201501534/1/A2.
Datum uitspraak: 16 maart 2016
AFDELING
BESTUURSRECHTSPRAAK
Uitspraak op de hoger beroepen van:
1. de Belastingdienst/Toeslagen,
2. [appellant sub 2], wonend te [woonplaats],
tegen de uitspraak van de rechtbank Den Haag van 19 januari 2015 in zaken nrs. 14/3973, 14/3974 en 14/3975 in het geding tussen:
[appellant sub 2]
en
de Belastingdienst/Toeslagen.
Procesverloop
Bij besluit van 31 december 2013 heeft de Belastingdienst/Toeslagen de aan [appellant sub 2] over 2013 verstrekte voorschotten zorgtoeslag, kindgebonden budget en kinderopvangtoeslag op nihil gesteld.

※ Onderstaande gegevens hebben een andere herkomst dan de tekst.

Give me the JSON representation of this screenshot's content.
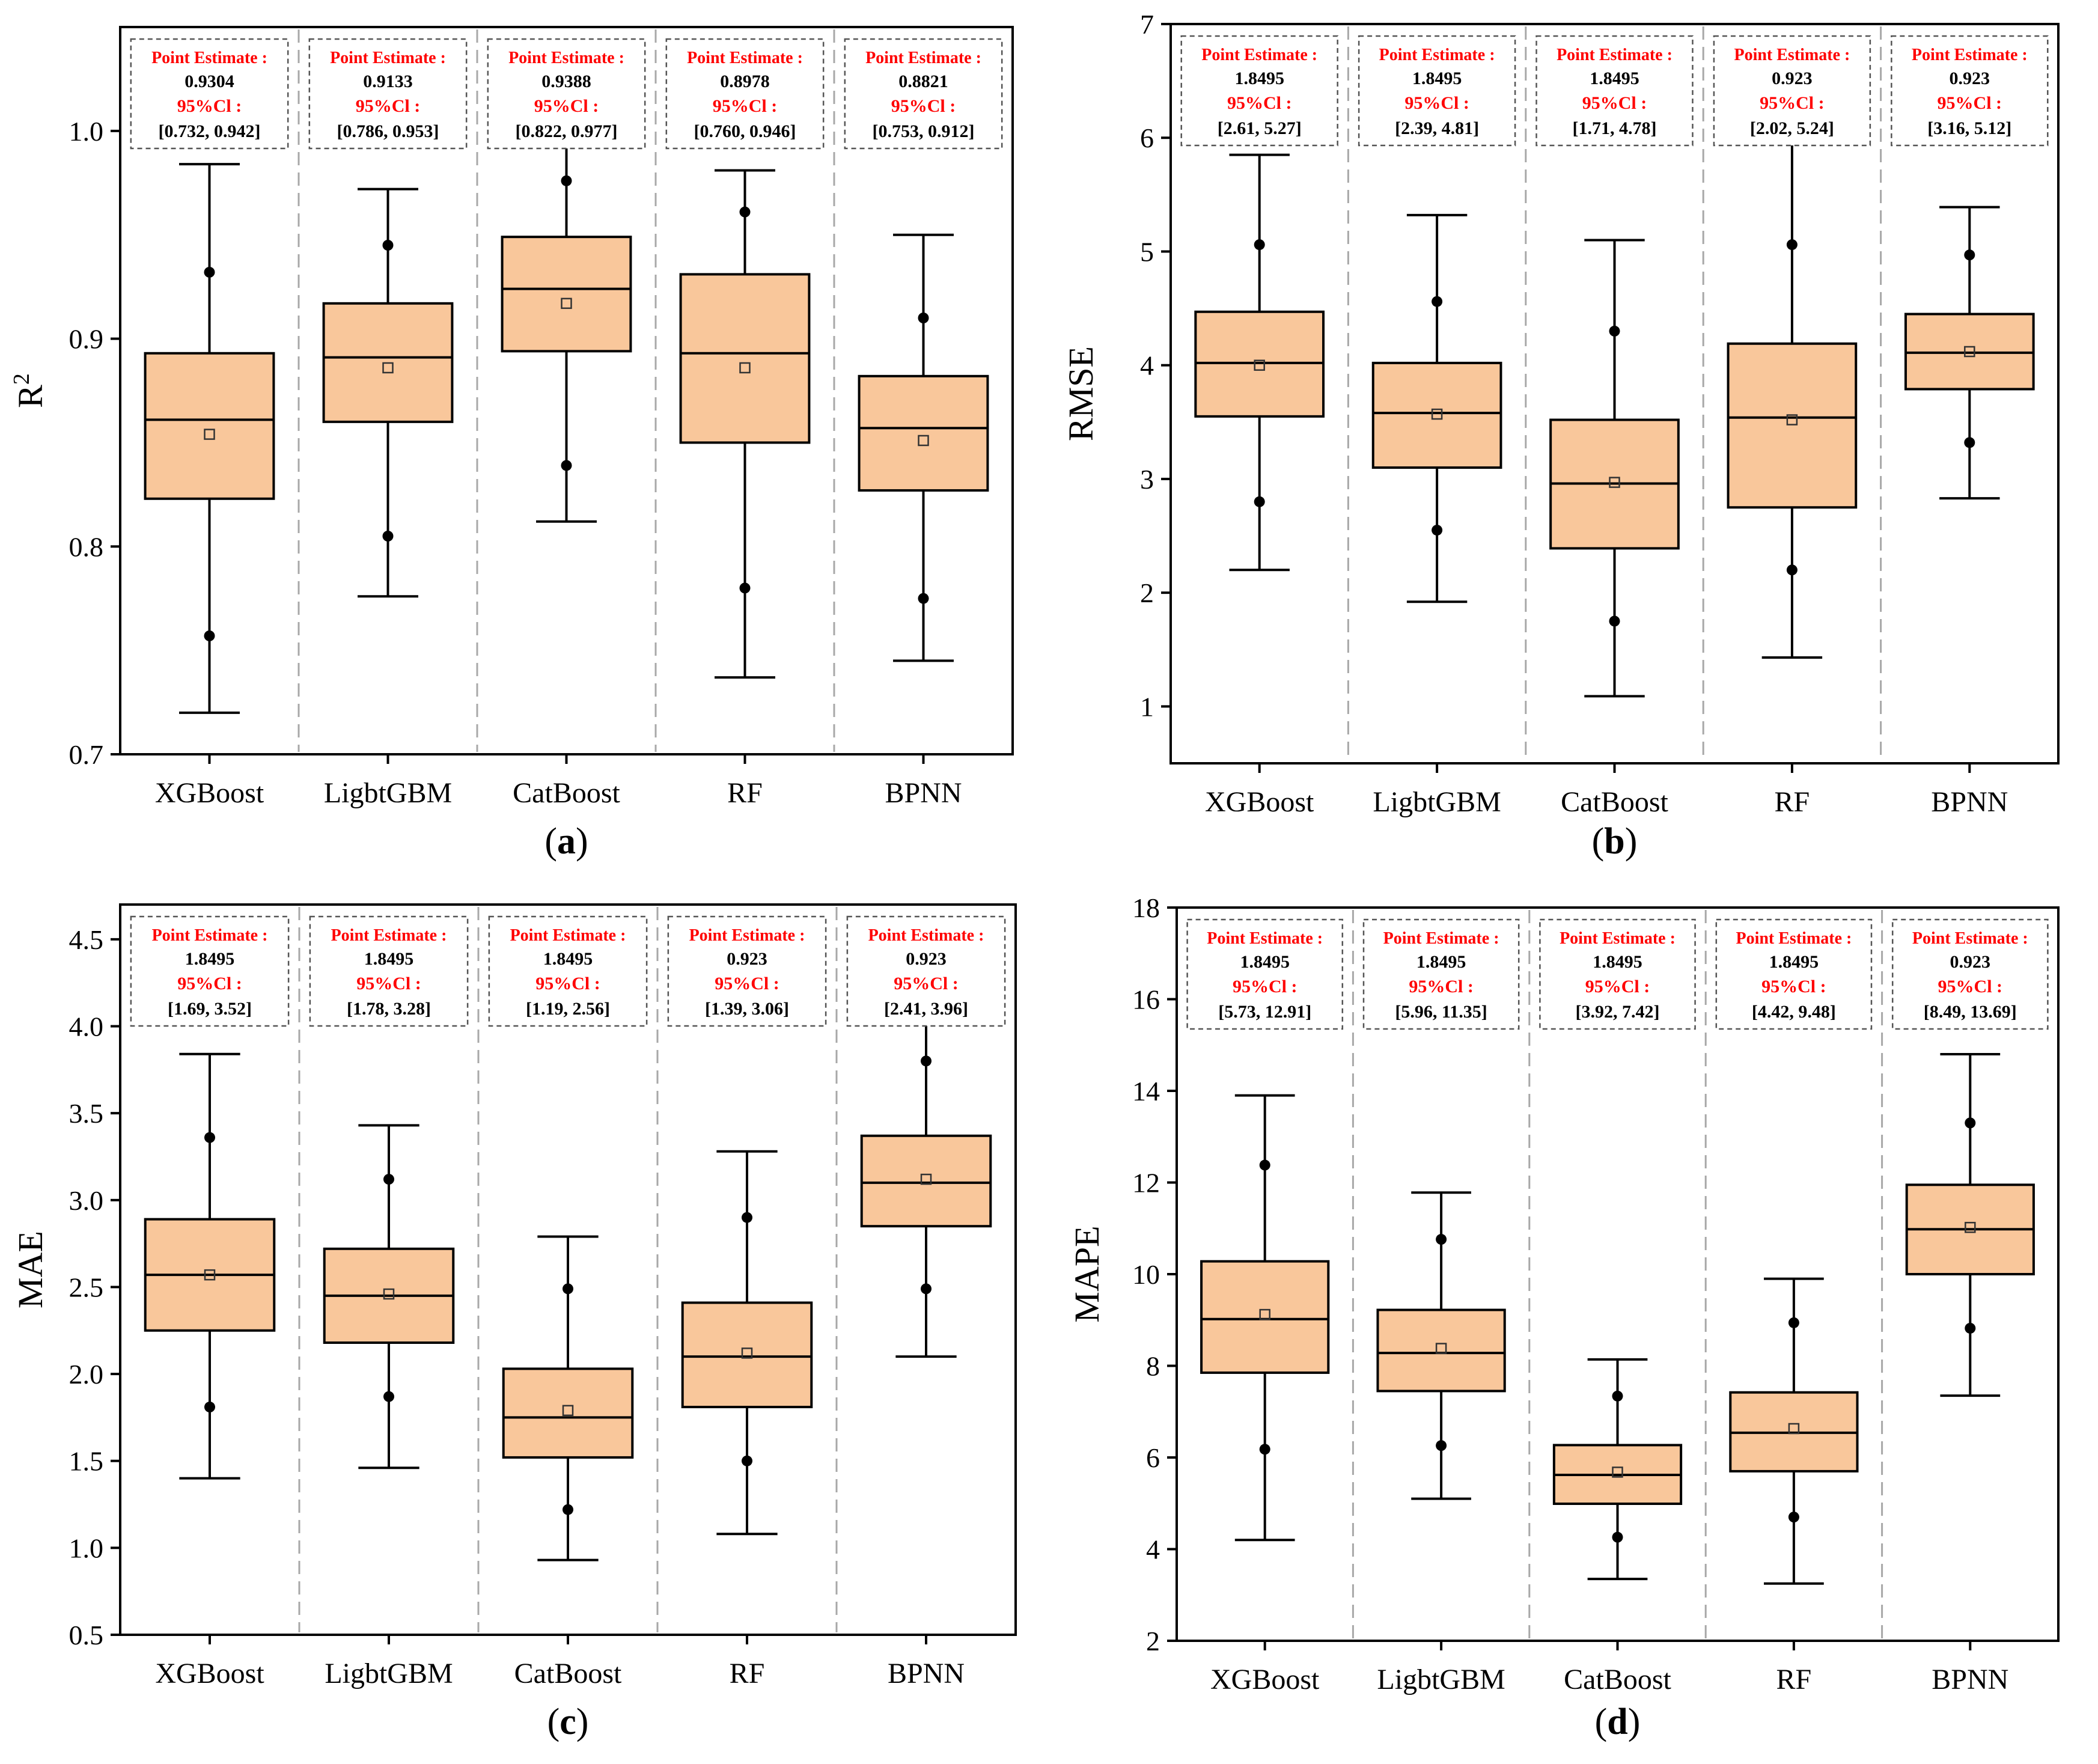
{
  "colors": {
    "box_fill": "#f9c79b",
    "box_stroke": "#000000",
    "separator": "#a8a8a8",
    "annotation_label": "#ff0000",
    "annotation_text": "#000000",
    "annotation_border": "#555555"
  },
  "annotation_labels": {
    "point_estimate": "Point Estimate :",
    "ci": "95%Cl :"
  },
  "chart_data": [
    {
      "panel_label": "(a)",
      "type": "box",
      "ylabel_base": "R",
      "ylabel_sup": "2",
      "ylim": [
        0.7,
        1.05
      ],
      "yticks": [
        0.7,
        0.8,
        0.9,
        1.0
      ],
      "ytick_labels": [
        "0.7",
        "0.8",
        "0.9",
        "1.0"
      ],
      "categories": [
        "XGBoost",
        "LigbtGBM",
        "CatBoost",
        "RF",
        "BPNN"
      ],
      "boxes": [
        {
          "whisker_low": 0.72,
          "q1": 0.823,
          "median": 0.861,
          "q3": 0.893,
          "whisker_high": 0.984,
          "mean": 0.854,
          "p_low": 0.757,
          "p_high": 0.932
        },
        {
          "whisker_low": 0.776,
          "q1": 0.86,
          "median": 0.891,
          "q3": 0.917,
          "whisker_high": 0.972,
          "mean": 0.886,
          "p_low": 0.805,
          "p_high": 0.945
        },
        {
          "whisker_low": 0.812,
          "q1": 0.894,
          "median": 0.924,
          "q3": 0.949,
          "whisker_high": 0.993,
          "mean": 0.917,
          "p_low": 0.839,
          "p_high": 0.976
        },
        {
          "whisker_low": 0.737,
          "q1": 0.85,
          "median": 0.893,
          "q3": 0.931,
          "whisker_high": 0.981,
          "mean": 0.886,
          "p_low": 0.78,
          "p_high": 0.961
        },
        {
          "whisker_low": 0.745,
          "q1": 0.827,
          "median": 0.857,
          "q3": 0.882,
          "whisker_high": 0.95,
          "mean": 0.851,
          "p_low": 0.775,
          "p_high": 0.91
        }
      ],
      "annotations": [
        {
          "point_estimate": "0.9304",
          "ci": "[0.732, 0.942]"
        },
        {
          "point_estimate": "0.9133",
          "ci": "[0.786, 0.953]"
        },
        {
          "point_estimate": "0.9388",
          "ci": "[0.822, 0.977]"
        },
        {
          "point_estimate": "0.8978",
          "ci": "[0.760, 0.946]"
        },
        {
          "point_estimate": "0.8821",
          "ci": "[0.753, 0.912]"
        }
      ]
    },
    {
      "panel_label": "(b)",
      "type": "box",
      "ylabel_base": "RMSE",
      "ylabel_sup": "",
      "ylim": [
        0.5,
        7
      ],
      "yticks": [
        1,
        2,
        3,
        4,
        5,
        6,
        7
      ],
      "ytick_labels": [
        "1",
        "2",
        "3",
        "4",
        "5",
        "6",
        "7"
      ],
      "categories": [
        "XGBoost",
        "LigbtGBM",
        "CatBoost",
        "RF",
        "BPNN"
      ],
      "boxes": [
        {
          "whisker_low": 2.2,
          "q1": 3.55,
          "median": 4.02,
          "q3": 4.47,
          "whisker_high": 5.85,
          "mean": 4.0,
          "p_low": 2.8,
          "p_high": 5.06
        },
        {
          "whisker_low": 1.92,
          "q1": 3.1,
          "median": 3.58,
          "q3": 4.02,
          "whisker_high": 5.32,
          "mean": 3.57,
          "p_low": 2.55,
          "p_high": 4.56
        },
        {
          "whisker_low": 1.09,
          "q1": 2.39,
          "median": 2.96,
          "q3": 3.52,
          "whisker_high": 5.1,
          "mean": 2.97,
          "p_low": 1.75,
          "p_high": 4.3
        },
        {
          "whisker_low": 1.43,
          "q1": 2.75,
          "median": 3.54,
          "q3": 4.19,
          "whisker_high": 6.0,
          "mean": 3.52,
          "p_low": 2.2,
          "p_high": 5.06
        },
        {
          "whisker_low": 2.83,
          "q1": 3.79,
          "median": 4.11,
          "q3": 4.45,
          "whisker_high": 5.39,
          "mean": 4.12,
          "p_low": 3.32,
          "p_high": 4.97
        }
      ],
      "annotations": [
        {
          "point_estimate": "1.8495",
          "ci": "[2.61, 5.27]"
        },
        {
          "point_estimate": "1.8495",
          "ci": "[2.39, 4.81]"
        },
        {
          "point_estimate": "1.8495",
          "ci": "[1.71, 4.78]"
        },
        {
          "point_estimate": "0.923",
          "ci": "[2.02, 5.24]"
        },
        {
          "point_estimate": "0.923",
          "ci": "[3.16, 5.12]"
        }
      ]
    },
    {
      "panel_label": "(c)",
      "type": "box",
      "ylabel_base": "MAE",
      "ylabel_sup": "",
      "ylim": [
        0.5,
        4.7
      ],
      "yticks": [
        0.5,
        1.0,
        1.5,
        2.0,
        2.5,
        3.0,
        3.5,
        4.0,
        4.5
      ],
      "ytick_labels": [
        "0.5",
        "1.0",
        "1.5",
        "2.0",
        "2.5",
        "3.0",
        "3.5",
        "4.0",
        "4.5"
      ],
      "categories": [
        "XGBoost",
        "LigbtGBM",
        "CatBoost",
        "RF",
        "BPNN"
      ],
      "boxes": [
        {
          "whisker_low": 1.4,
          "q1": 2.25,
          "median": 2.57,
          "q3": 2.89,
          "whisker_high": 3.84,
          "mean": 2.57,
          "p_low": 1.81,
          "p_high": 3.36
        },
        {
          "whisker_low": 1.46,
          "q1": 2.18,
          "median": 2.45,
          "q3": 2.72,
          "whisker_high": 3.43,
          "mean": 2.46,
          "p_low": 1.87,
          "p_high": 3.12
        },
        {
          "whisker_low": 0.93,
          "q1": 1.52,
          "median": 1.75,
          "q3": 2.03,
          "whisker_high": 2.79,
          "mean": 1.79,
          "p_low": 1.22,
          "p_high": 2.49
        },
        {
          "whisker_low": 1.08,
          "q1": 1.81,
          "median": 2.1,
          "q3": 2.41,
          "whisker_high": 3.28,
          "mean": 2.12,
          "p_low": 1.5,
          "p_high": 2.9
        },
        {
          "whisker_low": 2.1,
          "q1": 2.85,
          "median": 3.1,
          "q3": 3.37,
          "whisker_high": 4.08,
          "mean": 3.12,
          "p_low": 2.49,
          "p_high": 3.8
        }
      ],
      "annotations": [
        {
          "point_estimate": "1.8495",
          "ci": "[1.69, 3.52]"
        },
        {
          "point_estimate": "1.8495",
          "ci": "[1.78, 3.28]"
        },
        {
          "point_estimate": "1.8495",
          "ci": "[1.19, 2.56]"
        },
        {
          "point_estimate": "0.923",
          "ci": "[1.39, 3.06]"
        },
        {
          "point_estimate": "0.923",
          "ci": "[2.41, 3.96]"
        }
      ]
    },
    {
      "panel_label": "(d)",
      "type": "box",
      "ylabel_base": "MAPE",
      "ylabel_sup": "",
      "ylim": [
        2,
        18
      ],
      "yticks": [
        2,
        4,
        6,
        8,
        10,
        12,
        14,
        16,
        18
      ],
      "ytick_labels": [
        "2",
        "4",
        "6",
        "8",
        "10",
        "12",
        "14",
        "16",
        "18"
      ],
      "categories": [
        "XGBoost",
        "LigbtGBM",
        "CatBoost",
        "RF",
        "BPNN"
      ],
      "boxes": [
        {
          "whisker_low": 4.2,
          "q1": 7.85,
          "median": 9.02,
          "q3": 10.28,
          "whisker_high": 13.9,
          "mean": 9.12,
          "p_low": 6.18,
          "p_high": 12.38
        },
        {
          "whisker_low": 5.1,
          "q1": 7.45,
          "median": 8.28,
          "q3": 9.22,
          "whisker_high": 11.78,
          "mean": 8.38,
          "p_low": 6.26,
          "p_high": 10.76
        },
        {
          "whisker_low": 3.35,
          "q1": 4.99,
          "median": 5.62,
          "q3": 6.27,
          "whisker_high": 8.14,
          "mean": 5.68,
          "p_low": 4.26,
          "p_high": 7.34
        },
        {
          "whisker_low": 3.25,
          "q1": 5.7,
          "median": 6.54,
          "q3": 7.42,
          "whisker_high": 9.9,
          "mean": 6.63,
          "p_low": 4.7,
          "p_high": 8.94
        },
        {
          "whisker_low": 7.35,
          "q1": 10.0,
          "median": 10.98,
          "q3": 11.95,
          "whisker_high": 14.8,
          "mean": 11.02,
          "p_low": 8.82,
          "p_high": 13.3
        }
      ],
      "annotations": [
        {
          "point_estimate": "1.8495",
          "ci": "[5.73, 12.91]"
        },
        {
          "point_estimate": "1.8495",
          "ci": "[5.96, 11.35]"
        },
        {
          "point_estimate": "1.8495",
          "ci": "[3.92, 7.42]"
        },
        {
          "point_estimate": "1.8495",
          "ci": "[4.42, 9.48]"
        },
        {
          "point_estimate": "0.923",
          "ci": "[8.49, 13.69]"
        }
      ]
    }
  ]
}
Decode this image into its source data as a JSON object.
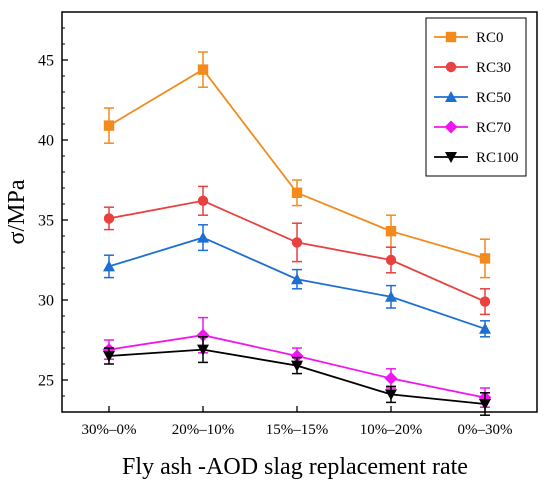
{
  "chart_data": {
    "type": "line",
    "title": "",
    "xlabel": "Fly ash -AOD slag replacement rate",
    "ylabel": "σ/MPa",
    "categories": [
      "30%–0%",
      "20%–10%",
      "15%–15%",
      "10%–20%",
      "0%–30%"
    ],
    "ylim": [
      23,
      48
    ],
    "yticks": [
      25,
      30,
      35,
      40,
      45
    ],
    "grid": false,
    "legend_position": "top-right",
    "series": [
      {
        "name": "RC0",
        "color": "#F28A1C",
        "marker": "square",
        "values": [
          40.9,
          44.4,
          36.7,
          34.3,
          32.6
        ],
        "errors": [
          1.1,
          1.1,
          0.8,
          1.0,
          1.2
        ]
      },
      {
        "name": "RC30",
        "color": "#E8413F",
        "marker": "circle",
        "values": [
          35.1,
          36.2,
          33.6,
          32.5,
          29.9
        ],
        "errors": [
          0.7,
          0.9,
          1.2,
          0.8,
          0.8
        ]
      },
      {
        "name": "RC50",
        "color": "#1F6FD0",
        "marker": "triangle-up",
        "values": [
          32.1,
          33.9,
          31.3,
          30.2,
          28.2
        ],
        "errors": [
          0.7,
          0.8,
          0.6,
          0.7,
          0.5
        ]
      },
      {
        "name": "RC70",
        "color": "#F016F0",
        "marker": "diamond",
        "values": [
          26.9,
          27.8,
          26.5,
          25.1,
          23.9
        ],
        "errors": [
          0.6,
          1.1,
          0.5,
          0.6,
          0.6
        ]
      },
      {
        "name": "RC100",
        "color": "#000000",
        "marker": "triangle-down",
        "values": [
          26.5,
          26.9,
          25.9,
          24.1,
          23.5
        ],
        "errors": [
          0.5,
          0.8,
          0.5,
          0.5,
          0.7
        ]
      }
    ]
  }
}
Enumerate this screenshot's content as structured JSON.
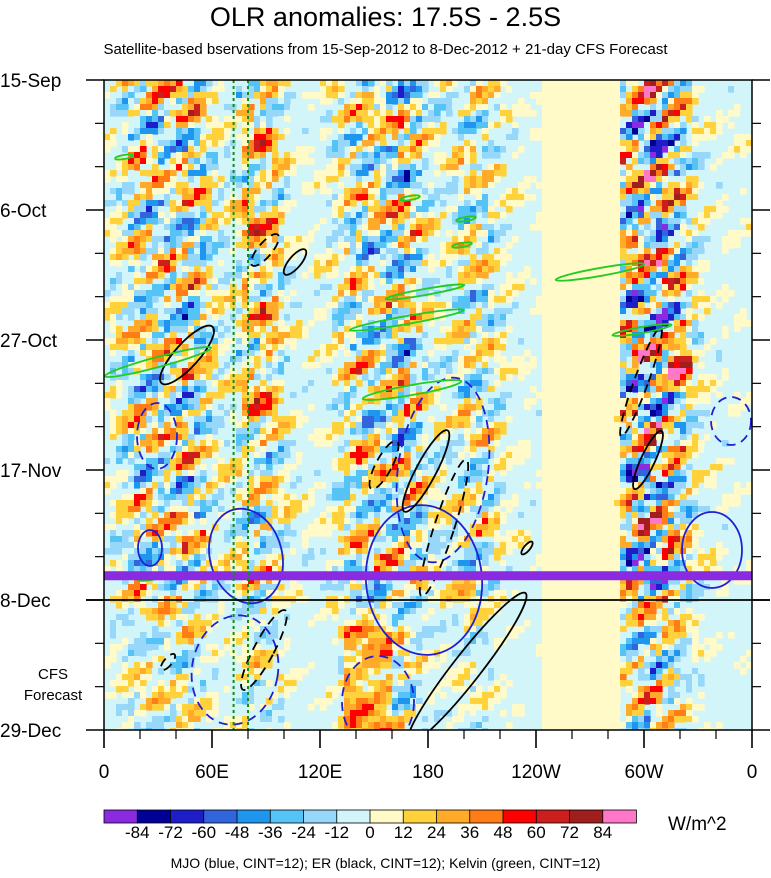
{
  "chart_data": {
    "type": "heatmap",
    "title": "OLR anomalies: 17.5S - 2.5S",
    "subtitle": "Satellite-based bservations from 15-Sep-2012 to 8-Dec-2012 + 21-day CFS Forecast",
    "x_axis": {
      "ticks": [
        "0",
        "60E",
        "120E",
        "180",
        "120W",
        "60W",
        "0"
      ],
      "tick_lon": [
        0,
        60,
        120,
        180,
        240,
        300,
        360
      ],
      "range": [
        0,
        360
      ]
    },
    "y_axis": {
      "ticks": [
        "15-Sep",
        "6-Oct",
        "27-Oct",
        "17-Nov",
        "8-Dec",
        "29-Dec"
      ],
      "tick_day": [
        0,
        21,
        42,
        63,
        84,
        105
      ],
      "range": [
        "15-Sep-2012",
        "29-Dec-2012"
      ],
      "observation_end": "8-Dec-2012"
    },
    "forecast_label": "CFS\nForecast",
    "colorbar": {
      "levels": [
        -84,
        -72,
        -60,
        -48,
        -36,
        -24,
        -12,
        0,
        12,
        24,
        36,
        48,
        60,
        72,
        84
      ],
      "labels": [
        "-84",
        "-72",
        "-60",
        "-48",
        "-36",
        "-24",
        "-12",
        "0",
        "12",
        "24",
        "36",
        "48",
        "60",
        "72",
        "84"
      ],
      "colors": [
        "#8a2be2",
        "#000096",
        "#1e1ec8",
        "#3264dc",
        "#1e96f0",
        "#55c3f5",
        "#96d7fa",
        "#d2f5fa",
        "#fffac8",
        "#ffd23c",
        "#ffaa28",
        "#ff7d14",
        "#ff0000",
        "#cd1e1e",
        "#a01e1e",
        "#ff78c8"
      ],
      "units": "W/m^2"
    },
    "footnote": "MJO (blue, CINT=12); ER (black, CINT=12); Kelvin (green, CINT=12)",
    "contour_legend": [
      {
        "name": "MJO",
        "color": "#2020d0"
      },
      {
        "name": "ER",
        "color": "#000000"
      },
      {
        "name": "Kelvin",
        "color": "#22cc22"
      }
    ],
    "missing_data_day": 80,
    "missing_data_color": "#8a2be2",
    "reference_longitudes": [
      72,
      80
    ]
  }
}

Bij besluit van 14 maart 2014 heeft de Belastingdienst/Toeslagen dat besluit gewijzigd in de zin dat de voorschotten zorgtoeslag en kindgebonden budget worden vastgesteld op € 88,00 respectievelijk € 85,00.
Bij besluit van 5 april 2014 heeft de Belastingdienst/Toeslagen het door [appellant sub 2] tegen het besluit van 31 december 2013 gemaakte bezwaar, dat van rechtswege mede is gericht tegen het besluit van 14 maart 2014, ongegrond verklaard.
Bij besluit van 30 april 2014 heeft de Belastingdienst/Toeslagen het besluit van 31 december 2013 gewijzigd in de zin dat het voorschot kinderopvangtoeslag wordt vastgesteld op € 1.315,00.
Bij uitspraak van 19 januari 2015 heeft de rechtbank het door [appellant sub 2] tegen het besluit van 5 april 2014 ingestelde beroep, alsmede het beroep van rechtswege tegen het wijzigingsbesluit van 30 april 2014, gegrond verklaard, die besluiten vernietigd en de Belastingdienst/Toeslagen opgedragen opnieuw op het door [appellant sub 2] gemaakte bezwaar te beslissen. Deze uitspraak is aangehecht.
Tegen deze uitspraak heeft de Belastingdienst/Toeslagen hoger beroep ingesteld.
[appellant sub 2] heeft een verweerschrift ingediend en incidenteel hoger beroep ingesteld.
Bij besluit van 15 april 2015 heeft de Belastingdienst/Toeslagen ter uitvoering van de uitspraak van de rechtbank opnieuw op het bezwaar van [appellant sub 2] beslist. De dienst heeft daarbij alsnog zorgtoeslag en kindgebonden budget toegekend, maar geen kinderopvangtoeslag.
De Afdeling heeft de zaak ter zitting behandeld op 10 augustus 2015 en het onderzoek geschorst, teneinde [appellant sub 2] in de gelegenheid te stellen de beheerder van de basisregistratie personen (hierna: de basisregistratie) te verzoeken in dat register een aantekening van onjuistheid op te nemen.
[appellant sub 2] heeft nadere stukken ingediend.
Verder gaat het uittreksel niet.